Local officials all over the country face similar dilemmas every day. New Jersey’s Assembly is, right now, considering a bill to refine that state’s religious exemptions for child vaccination. Kids have to be vaccinated to attend public schools in the state. That’s a Good Thing, because epidemics of measles or whooping cough aren’t really conducive to education. Parents whose religious beliefs (or non-sectarian convictions of conscience) prohibit vaccination are granted an exemption from the requirement. That’s a Good Thing, too, because even though anti-vaxxers may be factually challenged ignoramuses, the First Amendment has to guarantee their right to be factually challenged ignoramuses if that nonsense is, for them, a sincerely held conviction of conscience.

But the “religious exemption” in New Jersey has been growing faster than anti-vaxxer ideology. It’s so easy to claim this exemption that parents who may have simply forgot to make an appointment, or failed to bother to do so, can just check the religious exemption box and get their kids enrolled anyway. The law, in other words, created a loophole that is being exploited by people with no legitimate or sincere claim of conscience.
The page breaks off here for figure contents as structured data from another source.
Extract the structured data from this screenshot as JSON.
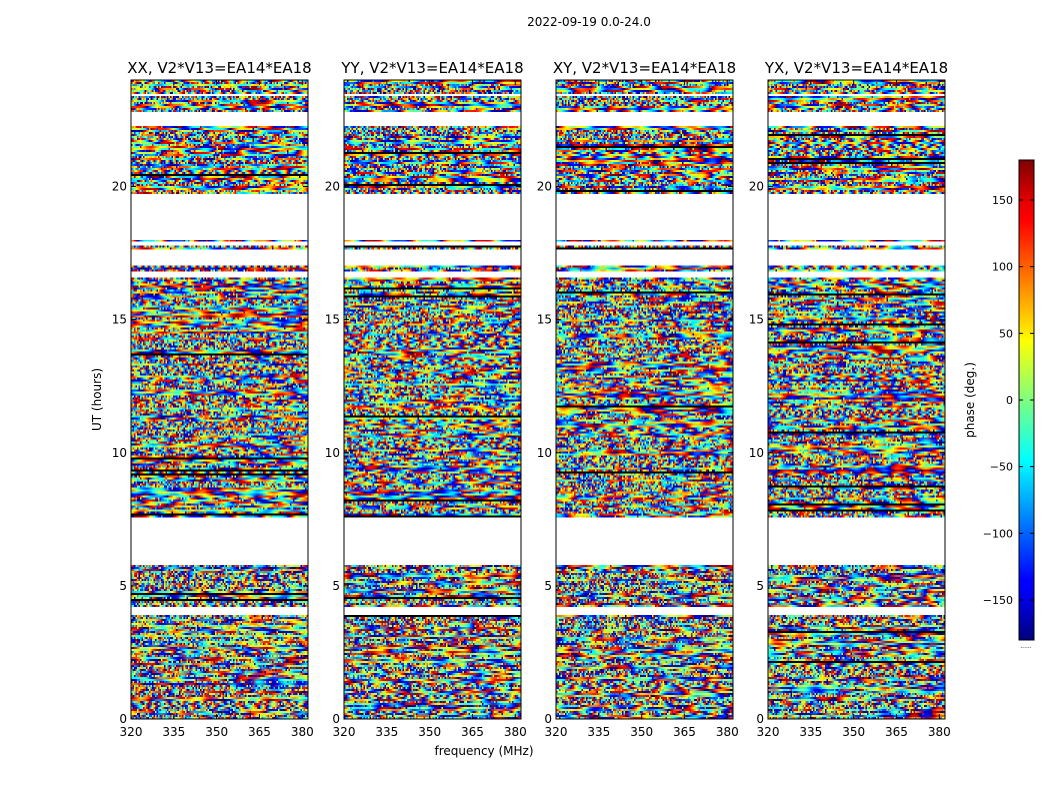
{
  "figure_title": "2022-09-19 0.0-24.0",
  "colorbar_label": "phase (deg.)",
  "colorbar_ticks": [
    -150,
    -100,
    -50,
    0,
    50,
    100,
    150
  ],
  "colorbar_extra": "......",
  "colors": {
    "background": "#ffffff",
    "axis": "#000000",
    "colormap": "jet"
  },
  "chart_data": [
    {
      "type": "heatmap",
      "title": "XX, V2*V13=EA14*EA18",
      "xlabel": "frequency (MHz)",
      "ylabel": "UT (hours)",
      "xlim": [
        320,
        382
      ],
      "ylim": [
        0,
        24
      ],
      "xticks": [
        320,
        335,
        350,
        365,
        380
      ],
      "yticks": [
        0,
        5,
        10,
        15,
        20
      ],
      "clim": [
        -180,
        180
      ],
      "colormap": "jet",
      "data_bands_ut": [
        [
          0.0,
          3.9
        ],
        [
          4.2,
          5.8
        ],
        [
          7.6,
          16.6
        ],
        [
          16.8,
          17.0
        ],
        [
          17.6,
          17.8
        ],
        [
          17.9,
          18.0
        ],
        [
          19.7,
          22.3
        ],
        [
          22.8,
          23.4
        ],
        [
          23.5,
          24.0
        ]
      ],
      "seed": 11
    },
    {
      "type": "heatmap",
      "title": "YY, V2*V13=EA14*EA18",
      "xlabel": "frequency (MHz)",
      "ylabel": "",
      "xlim": [
        320,
        382
      ],
      "ylim": [
        0,
        24
      ],
      "xticks": [
        320,
        335,
        350,
        365,
        380
      ],
      "yticks": [
        0,
        5,
        10,
        15,
        20
      ],
      "clim": [
        -180,
        180
      ],
      "colormap": "jet",
      "data_bands_ut": [
        [
          0.0,
          3.9
        ],
        [
          4.2,
          5.8
        ],
        [
          7.6,
          16.6
        ],
        [
          16.8,
          17.0
        ],
        [
          17.6,
          17.8
        ],
        [
          17.9,
          18.0
        ],
        [
          19.7,
          22.3
        ],
        [
          22.8,
          23.4
        ],
        [
          23.5,
          24.0
        ]
      ],
      "seed": 23
    },
    {
      "type": "heatmap",
      "title": "XY, V2*V13=EA14*EA18",
      "xlabel": "",
      "ylabel": "",
      "xlim": [
        320,
        382
      ],
      "ylim": [
        0,
        24
      ],
      "xticks": [
        320,
        335,
        350,
        365,
        380
      ],
      "yticks": [
        0,
        5,
        10,
        15,
        20
      ],
      "clim": [
        -180,
        180
      ],
      "colormap": "jet",
      "data_bands_ut": [
        [
          0.0,
          3.9
        ],
        [
          4.2,
          5.8
        ],
        [
          7.6,
          16.6
        ],
        [
          16.8,
          17.0
        ],
        [
          17.6,
          17.8
        ],
        [
          17.9,
          18.0
        ],
        [
          19.7,
          22.3
        ],
        [
          22.8,
          23.4
        ],
        [
          23.5,
          24.0
        ]
      ],
      "seed": 37
    },
    {
      "type": "heatmap",
      "title": "YX, V2*V13=EA14*EA18",
      "xlabel": "",
      "ylabel": "",
      "xlim": [
        320,
        382
      ],
      "ylim": [
        0,
        24
      ],
      "xticks": [
        320,
        335,
        350,
        365,
        380
      ],
      "yticks": [
        0,
        5,
        10,
        15,
        20
      ],
      "clim": [
        -180,
        180
      ],
      "colormap": "jet",
      "data_bands_ut": [
        [
          0.0,
          3.9
        ],
        [
          4.2,
          5.8
        ],
        [
          7.6,
          16.6
        ],
        [
          16.8,
          17.0
        ],
        [
          17.6,
          17.8
        ],
        [
          17.9,
          18.0
        ],
        [
          19.7,
          22.3
        ],
        [
          22.8,
          23.4
        ],
        [
          23.5,
          24.0
        ]
      ],
      "seed": 51
    }
  ]
}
Every such First Amendment exemption is vulnerable to such abuse and exploitation. And every local official charged with administering such exemptions is therefore forced to evaluate the legitimacy and sincerity of the religious/conscience claims being presented. Draft boards routinely have to evaluate the purported convictions of would-be conscientious objectors. Tax and zoning officials are constantly forced to consider whether or not a given purported “church” legitimately meets the legal definition of such a thing. Some poor soul who works at the DMV taking driver’s license photos says “Next” and a guy claiming to be a High Priest of the Church of Groucho sits down wearing a fake nose and mustache. Now what?
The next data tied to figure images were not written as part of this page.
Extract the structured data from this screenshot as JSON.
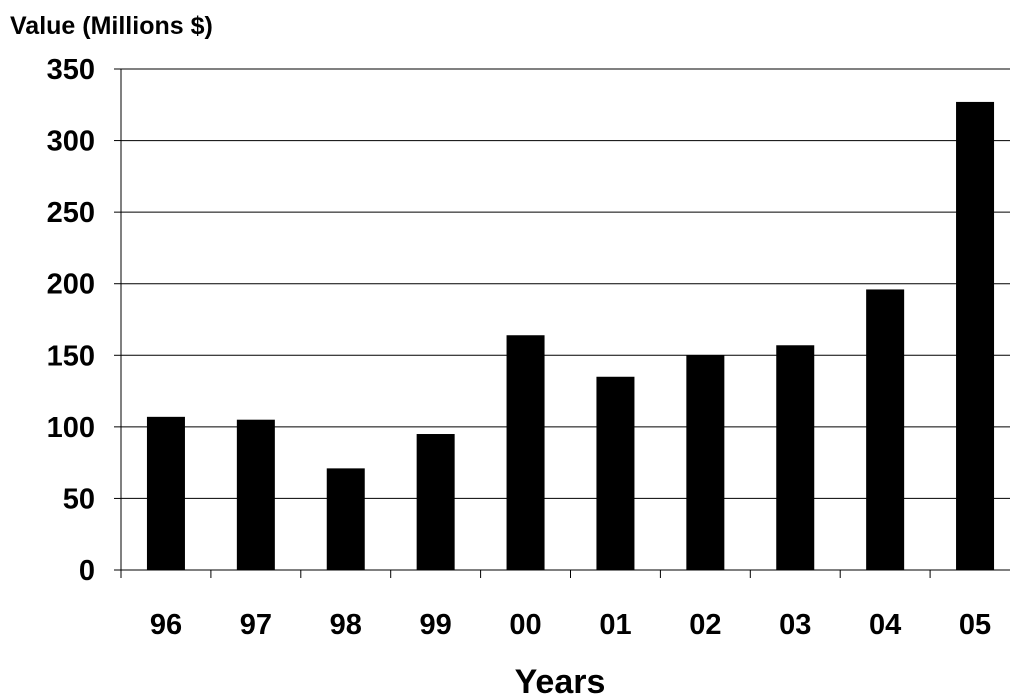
{
  "chart_data": {
    "type": "bar",
    "title": "",
    "xlabel": "Years",
    "ylabel": "Value (Millions $)",
    "categories": [
      "96",
      "97",
      "98",
      "99",
      "00",
      "01",
      "02",
      "03",
      "04",
      "05"
    ],
    "values": [
      107,
      105,
      71,
      95,
      164,
      135,
      150,
      157,
      196,
      327
    ],
    "ylim": [
      0,
      350
    ],
    "yticks": [
      0,
      50,
      100,
      150,
      200,
      250,
      300,
      350
    ],
    "grid": true,
    "legend": "none",
    "colors": {
      "bar": "#000000",
      "grid": "#000000",
      "background": "#ffffff"
    }
  }
}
The Supreme Court is no help for these local officials. Their recent rulings have been so averse to any evaluation of the sincerity or legitimacy or religious claims that they’ve even seemed to suggest that clear evidence of insincerity must not be considered. The owners of Hobby Lobby and the administrators of Wheaton College happily provided contraception coverage for years before one day, abruptly, pulling a 180 and claiming that even a three-steps-removed involvement in the provision of such coverage would violate their suddenly newfound deepest religious convictions.

That’s ridiculous. It’s evidence that their purported free exercise claims are just as baseless as Markus Bishop’s claim that Club Amnesia is a church, or the claims of lazy Garden State parents that they forgot to vaccinate their kids because of religious reasons. And courts aren’t supposed to ignore evidence.
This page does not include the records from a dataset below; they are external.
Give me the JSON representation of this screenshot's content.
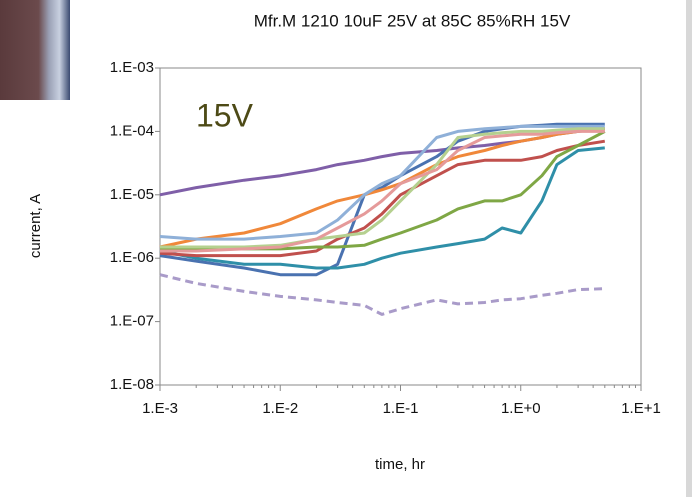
{
  "chart_data": {
    "type": "line",
    "title": "Mfr.M 1210 10uF 25V at 85C 85%RH 15V",
    "annotation": "15V",
    "x_label": "time, hr",
    "y_label": "current, A",
    "x_log": true,
    "y_log": true,
    "xlim": [
      0.001,
      10
    ],
    "ylim": [
      1e-08,
      0.001
    ],
    "xticks": [
      {
        "value": 0.001,
        "label": "1.E-3"
      },
      {
        "value": 0.01,
        "label": "1.E-2"
      },
      {
        "value": 0.1,
        "label": "1.E-1"
      },
      {
        "value": 1,
        "label": "1.E+0"
      },
      {
        "value": 10,
        "label": "1.E+1"
      }
    ],
    "yticks": [
      {
        "value": 1e-08,
        "label": "1.E-08"
      },
      {
        "value": 1e-07,
        "label": "1.E-07"
      },
      {
        "value": 1e-06,
        "label": "1.E-06"
      },
      {
        "value": 1e-05,
        "label": "1.E-05"
      },
      {
        "value": 0.0001,
        "label": "1.E-04"
      },
      {
        "value": 0.001,
        "label": "1.E-03"
      }
    ],
    "x": [
      0.001,
      0.002,
      0.005,
      0.01,
      0.02,
      0.03,
      0.05,
      0.07,
      0.1,
      0.2,
      0.3,
      0.5,
      0.7,
      1,
      1.5,
      2,
      3,
      5
    ],
    "series": [
      {
        "color": "#7f5fa8",
        "values": [
          1e-05,
          1.3e-05,
          1.7e-05,
          2e-05,
          2.5e-05,
          3e-05,
          3.5e-05,
          4e-05,
          4.5e-05,
          5e-05,
          5.5e-05,
          6e-05,
          6.5e-05,
          7e-05,
          8e-05,
          9e-05,
          0.0001,
          0.00011
        ]
      },
      {
        "color": "#a99bc9",
        "dash": true,
        "values": [
          5.5e-07,
          4e-07,
          3e-07,
          2.5e-07,
          2.2e-07,
          2e-07,
          1.8e-07,
          1.3e-07,
          1.6e-07,
          2.2e-07,
          1.9e-07,
          2e-07,
          2.2e-07,
          2.3e-07,
          2.6e-07,
          2.8e-07,
          3.2e-07,
          3.3e-07
        ]
      },
      {
        "color": "#4a72b0",
        "values": [
          1.1e-06,
          9e-07,
          7e-07,
          5.5e-07,
          5.5e-07,
          8e-07,
          1e-05,
          1.3e-05,
          2e-05,
          4e-05,
          7e-05,
          0.0001,
          0.00011,
          0.00012,
          0.000125,
          0.00013,
          0.00013,
          0.00013
        ]
      },
      {
        "color": "#2f8fa8",
        "values": [
          1.3e-06,
          1e-06,
          8e-07,
          8e-07,
          7e-07,
          7e-07,
          8e-07,
          1e-06,
          1.2e-06,
          1.5e-06,
          1.7e-06,
          2e-06,
          3e-06,
          2.5e-06,
          8e-06,
          3e-05,
          5e-05,
          5.5e-05
        ]
      },
      {
        "color": "#c0504d",
        "values": [
          1.2e-06,
          1.1e-06,
          1.1e-06,
          1.1e-06,
          1.3e-06,
          2e-06,
          3e-06,
          5e-06,
          1e-05,
          2e-05,
          3e-05,
          3.5e-05,
          3.5e-05,
          3.5e-05,
          4e-05,
          5e-05,
          6e-05,
          7e-05
        ]
      },
      {
        "color": "#f0883a",
        "values": [
          1.5e-06,
          2e-06,
          2.5e-06,
          3.5e-06,
          6e-06,
          8e-06,
          1e-05,
          1.2e-05,
          1.5e-05,
          3e-05,
          4e-05,
          5e-05,
          6e-05,
          7e-05,
          8e-05,
          9e-05,
          0.0001,
          0.00011
        ]
      },
      {
        "color": "#7fa745",
        "values": [
          1.4e-06,
          1.4e-06,
          1.4e-06,
          1.4e-06,
          1.5e-06,
          1.5e-06,
          1.6e-06,
          2e-06,
          2.5e-06,
          4e-06,
          6e-06,
          8e-06,
          8e-06,
          1e-05,
          2e-05,
          4e-05,
          6e-05,
          0.0001
        ]
      },
      {
        "color": "#8fb0d8",
        "values": [
          2.2e-06,
          2e-06,
          2e-06,
          2.2e-06,
          2.5e-06,
          4e-06,
          1e-05,
          1.5e-05,
          2e-05,
          8e-05,
          0.0001,
          0.00011,
          0.000115,
          0.00012,
          0.00012,
          0.00012,
          0.00012,
          0.00012
        ]
      },
      {
        "color": "#b5d08f",
        "values": [
          1.5e-06,
          1.5e-06,
          1.5e-06,
          1.6e-06,
          2e-06,
          2.2e-06,
          2.5e-06,
          4e-06,
          8e-06,
          3e-05,
          8e-05,
          9e-05,
          9.5e-05,
          0.0001,
          0.0001,
          0.000105,
          0.00011,
          0.00011
        ]
      },
      {
        "color": "#e59a9a",
        "values": [
          1.3e-06,
          1.3e-06,
          1.4e-06,
          1.5e-06,
          2e-06,
          3e-06,
          5e-06,
          8e-06,
          1.5e-05,
          2.5e-05,
          5e-05,
          8e-05,
          8.5e-05,
          9e-05,
          9e-05,
          9.5e-05,
          0.0001,
          0.0001
        ]
      }
    ]
  }
}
But the Supreme Court has now suggested that even such demonstrably insincere claims of sincerity must be treated as sincere. That encourages every huckster and opportunist who can find an angle to exploit religious exemptions for every penny. It creates a legal atmosphere that invites the religious equivalent of the Colbert Super Pac — Stephen Colbert’s giddily absurd, but perfectly legal, performance-art exploitation of post-Citizen’s United campaign-finance laws.

And that, ultimately, corrodes religious liberty. When legitimate religious exemptions are flooded with insincere claims whose legitimacy is never allowed to be legally considered, then those legitimate exemptions begin to seem less legitimate.

Again, I fully appreciate why the courts have been reluctant to involve themselves in questions of religious sincerity. But refusing to perform a necessary task because it is difficult doesn’t make the problem go away. A presumption of sincerity is probably a Good Thing. A presumption of sincerity that is impervious to clear evidence of insincerity is a recipe for disaster.